Mid Atlantic update 17:07.6N 38:45.9W

Sonar
Ray
Sat 28 Nov 2009 19:31
At 17:19:50 this afternoon Sonar crossed the halfway point between our last landfall in Tenerife and our destination waypoint in Grenada. That was a point 1376.7 miles from both points. Although this was a spot on this enormous ocean that was no different from any other it was a psychological turning point. It now seems we are heading towards rather than leaving from somewhere. The on board track plotter now shows our destination waypoint getting closer and our departure waypoint has fallen off the right hand edge of the display screen. It feels like the next week or so is now all downhill as we approach our destination rather than putting distance on the clock. We are also about as far from the nearest land as we will get - so it gets closer from now on.
 
Life on board has settled into a familiar daily routine which involves a lot of sitting around the cockpit swapping yarns and experiences and discussing opinions on just about any subject we can imagine.
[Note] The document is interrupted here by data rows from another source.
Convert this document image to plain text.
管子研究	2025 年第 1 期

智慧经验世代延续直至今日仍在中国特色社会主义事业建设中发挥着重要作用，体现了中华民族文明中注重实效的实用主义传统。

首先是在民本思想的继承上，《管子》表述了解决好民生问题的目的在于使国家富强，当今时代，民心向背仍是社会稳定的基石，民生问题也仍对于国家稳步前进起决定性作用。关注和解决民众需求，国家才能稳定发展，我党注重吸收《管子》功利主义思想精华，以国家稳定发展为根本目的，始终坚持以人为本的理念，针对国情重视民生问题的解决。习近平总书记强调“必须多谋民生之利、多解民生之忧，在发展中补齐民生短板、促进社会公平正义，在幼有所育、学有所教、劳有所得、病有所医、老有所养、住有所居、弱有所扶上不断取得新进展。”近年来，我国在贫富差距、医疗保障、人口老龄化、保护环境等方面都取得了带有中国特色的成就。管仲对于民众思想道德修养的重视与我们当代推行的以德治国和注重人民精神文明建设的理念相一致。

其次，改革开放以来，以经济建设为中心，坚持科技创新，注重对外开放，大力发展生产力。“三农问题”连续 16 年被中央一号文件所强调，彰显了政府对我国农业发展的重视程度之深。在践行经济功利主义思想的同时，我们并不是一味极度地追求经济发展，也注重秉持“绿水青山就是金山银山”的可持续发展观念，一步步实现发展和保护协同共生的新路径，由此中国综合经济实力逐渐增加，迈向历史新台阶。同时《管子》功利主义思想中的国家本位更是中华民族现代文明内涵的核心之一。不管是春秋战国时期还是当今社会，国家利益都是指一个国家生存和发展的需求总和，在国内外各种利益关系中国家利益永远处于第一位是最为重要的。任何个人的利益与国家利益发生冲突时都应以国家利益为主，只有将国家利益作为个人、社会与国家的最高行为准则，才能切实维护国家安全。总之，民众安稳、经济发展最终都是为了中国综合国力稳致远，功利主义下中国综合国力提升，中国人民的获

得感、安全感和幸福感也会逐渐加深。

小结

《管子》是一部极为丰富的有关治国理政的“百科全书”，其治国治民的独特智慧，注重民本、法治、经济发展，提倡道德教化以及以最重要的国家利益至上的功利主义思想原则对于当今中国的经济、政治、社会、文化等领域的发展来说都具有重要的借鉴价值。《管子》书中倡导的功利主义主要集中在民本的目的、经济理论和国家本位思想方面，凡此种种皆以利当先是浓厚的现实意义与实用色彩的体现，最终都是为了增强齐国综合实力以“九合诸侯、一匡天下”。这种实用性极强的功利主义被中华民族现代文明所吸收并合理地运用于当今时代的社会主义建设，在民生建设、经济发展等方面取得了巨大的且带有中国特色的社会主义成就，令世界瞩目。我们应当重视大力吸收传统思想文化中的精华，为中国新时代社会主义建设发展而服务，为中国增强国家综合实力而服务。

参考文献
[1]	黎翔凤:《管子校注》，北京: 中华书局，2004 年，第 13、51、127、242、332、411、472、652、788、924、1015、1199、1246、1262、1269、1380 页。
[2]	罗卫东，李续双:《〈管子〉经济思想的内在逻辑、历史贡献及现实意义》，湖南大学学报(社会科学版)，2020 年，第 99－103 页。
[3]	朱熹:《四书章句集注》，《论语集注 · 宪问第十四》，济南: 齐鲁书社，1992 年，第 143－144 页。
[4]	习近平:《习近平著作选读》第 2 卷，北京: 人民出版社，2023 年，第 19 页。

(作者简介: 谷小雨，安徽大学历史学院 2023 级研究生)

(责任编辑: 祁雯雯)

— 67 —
John has taken the greatest interest in the food so he has been doing the preparation and cooking of the communal main meal of the day we eat soon after it gets dark in the evenings. John and Ted also like a good English type cooked breakfast so John does bacon, eggs, tomato, toast mid morning while I stick to my usual bowl of cereal roughage and join them with a bacon sandwich. Lunch tends to be a snack of bread, cheese, ham or whatever is laying around in the fridge. A regular treat for us all is to frequently have a mid Atlantic ice cream. Such are the joys of having a boat with plenty of power available to keep a fridge and a freezer running non-stop.
 
The sailing has been a dream. For at least a week now we have had steady force 4-5 (10-20kts) occasionally up to 25kts of E or ENE winds night and day. With just the 2 headsails set wing-on-wing and no mainsail the boat is very easy to handle. The sails are easily furled or unfurled as the wind strength and sea conditions dictate and the art has been to try to get the course set just right so as to take the following big rollers directly astern. This minimises the big cork-screwing rolling motion set up when plunging down the face of an overtaking wave. Of course every wave is different (we had a long discussion about whether that statement is true - and how you prove it) so there are regular periods of a few minutes every now and again when the stern of the boat is thrown off course by an odd wave and we end up going sideways down a wave with the inevitable violent rolling that follows. It seems a small price to pay for perfectly scripted conditions where we can effortlessly make 140 miles per day. We have experimented with Big Bertha - the cruising chute a few times when the wind has been light but although we could then charge along at 7 or 8 kts we have not had the courage (or felt the need) to leave her up overnight and risk dodgy manoeuvres in the dark on the front deck. So Bertha, who relishes these conditions has largely stayed in her snuffing sleeve clipped to the rail.
 
If these conditions continue (and the weather forecasts say they will for at least another 5 days) then we should be very close to our destination on the southern shore of Grenada in our projected passage time of 21 days. We have a sweepstake running with the prize of a crate of beer for whoever guesses the closest to our arrival date and time. The finishing line has been agreed to be the crossing of longitude 61d 42.34'W (which is the longitude of Ted's house in Grenada). My entry in the sweepstake is for us to arrive there at 12:00 hrs on the 21st day after departure (12:00 local time on 8th December) - so I'm feeling smug and confident at the moment. But this is real sailing - so who knows what we will encounter over the next 10/11 days.